Integrators, manufacturers and distributors in the AV integration space are finding more than ever that, when it comes to finding young and new talent to fill their job openings from entry-level spots to management positions, awareness of the AV industry and everything it encompasses is a big plus.
Carlos Hernandez, senior AV recruiting manager for HireSparks AV Recruiting and a member of the 2016 40 CI Influencers Under 40, interacts regularly with students fresh out of trade schools and colleges who are focused on audio and broadcasting but don’t know there’s a wider world of AV for them to explore.
“A lot of integrators are looking for fresh faces, entry-level folks who have a baseline knowledge,” says Hernandez. “A lot of times what we find is students who major in audio or communications or something in the broadcast communications industry. We have to talk to them and let them know there’s an entire new outlet out there for them in a similar vertical with a lot of room for growth.”
“We’ll look for folks who come from audio or broadcast background and let them know there’s a huge opportunity for career growth. A lot of times that’s pretty appealing to them,” he says.
How HireSparks Connects People
HireSparks, a staffing agency geared toward the pro AV industry, recruits for openings at every level of the company from install technicians to project managers to sales engineers to executive level management. They also work with manufacturers and distributors who cater to AV.
“We pride ourselves in having a really strong network and being able to fill any position within the industry,” says Hernandez. That’s even true these days when AV companies “are looking to hire more than ever” and the thirst for young talent is stronger than he’s seen in his four years in the space.
AV integrators, manufacturers and distributors want someone who brings a good personality, who’s motivated and comes from a background that’s in some way related to AV who also has an interest in the field.
“That’s going to be the biggest deciding factor for a lot of these AV integrators,” says Hernandez. “Somebody who’s driven and really wants to excel in that industry is going to do much better than someone who just wants to find a job and then six months or a year from now, not be interested in the tech and they’re out the door looking for another company.”
HireSparks also uses career and salary maps as a tool to help entry-level employees understand what to expect when they enter the AV industry. Hernandez and the HireSparks team will offer free editable versions of this graphic at InfoComm 2019 in Orlando June 12-14.
Many young people are creating video content regularly as part of their social media posts, says Hernandez. As trivial as that may seem, it can be a big deal when coming to work for an AV company.

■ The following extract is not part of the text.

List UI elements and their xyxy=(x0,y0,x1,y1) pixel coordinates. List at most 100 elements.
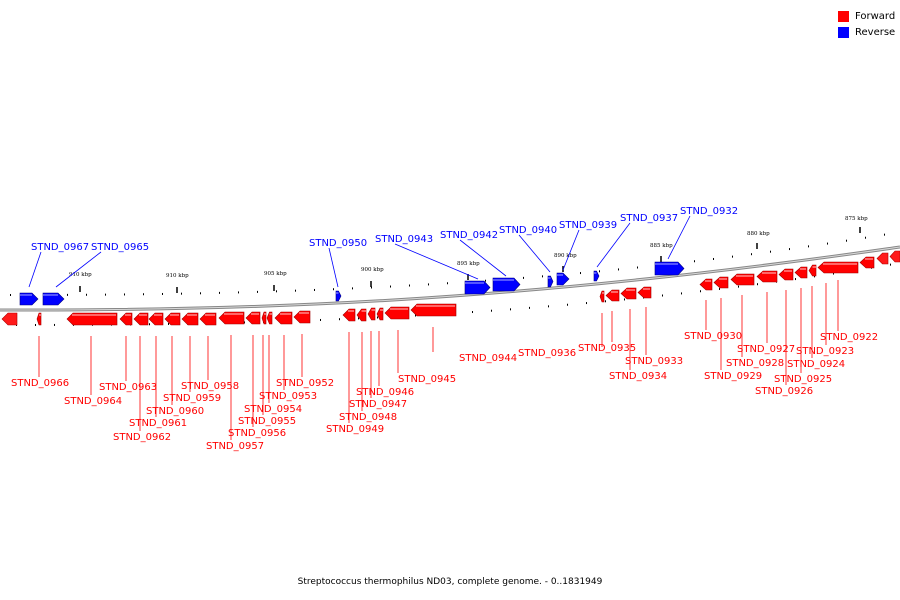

“Coming in with that creative perspective can really help,” he says. “They’re coming up with new ideas and initiatives. The technology at the core is marquee, but that technology changes every few years so having someone who can come in with a fresh perspective is important.”
What Integrators Can Do To Attract Young Talent
Employers are looking for people who bring a drive to succeed and work hard, initiative to take on more responsibility and even a willingness to travel, says Hernandez.
AV companies across the chain are likely the most attractive to prospective employees if their culture is strong, he says.
“That’s something that’s really going to retain talent,” says Hernandez. Integrators and many of the associations within AV are doing a good job of proactively reaching out” to universities including Full Sail University, Columbia College and Sheffield Institute among others to find young talent, he says.
Hernandez advises integrators, manufacturers and distributors to spend time at job fairs, but to ensure the booths they post show and explain the technology, not just talk about it in a brochure, “almost like you would at InfoComm.”
“Selling it as a whole package and exploring the career growth goes a long way for people who don’t know about the company or don’t know the industry exists in the first place,” says Hernandez.
Employers can also entice young people with opportunities for career growth through training and certification programs, he says.
“Make sure you read past the resume,” says Hernandez. “We’re hearing from a lot of organizations right now who are hiring across the board from entry-level install techs to sales executives. If you can identify a young go-getter, even if they’re not from AV, that can be a huge asset for your team. It’s an exciting time to be in the pro AV industry, which can be a selling point for people who haven’t heard of it.”
Hernandez has enjoyed his four years as a recruiter in AV, in part because of how much it’s evolved.
“Technology is constantly changing so it really keeps you on your toes,” he says. “A lot of the projects these integrators are working on are really cool. Being able to work on a project like [Mercedes-Benz Stadium in Atlanta] would be a ton of fun.
“If you’re a CI looking to hire a younger face who may not have experience, folks who work in construction or are in the military, a lot of what they’ve been doing will really cross over. The big issue is being able to have the experience to get a job when no one will give you a job to get the experience. That’s been an age-old issue,” says Hernandez.
HireSparks CEO and chief recruiter Michael Sparks has a few ideas about what young people should do to find the right match in the AV industry:
“Pick a great, stable company that will put you in classroom training (at least 40 hours per year), who will sponsor and give you the travel time for certifications, and stay with them for at least five years in return for that investment,” he says. “The biggest disqualifiers we face in recruiting for the AV industry are individuals who cannot hold a job for 5 years. Pick your employer carefully, for the long haul.”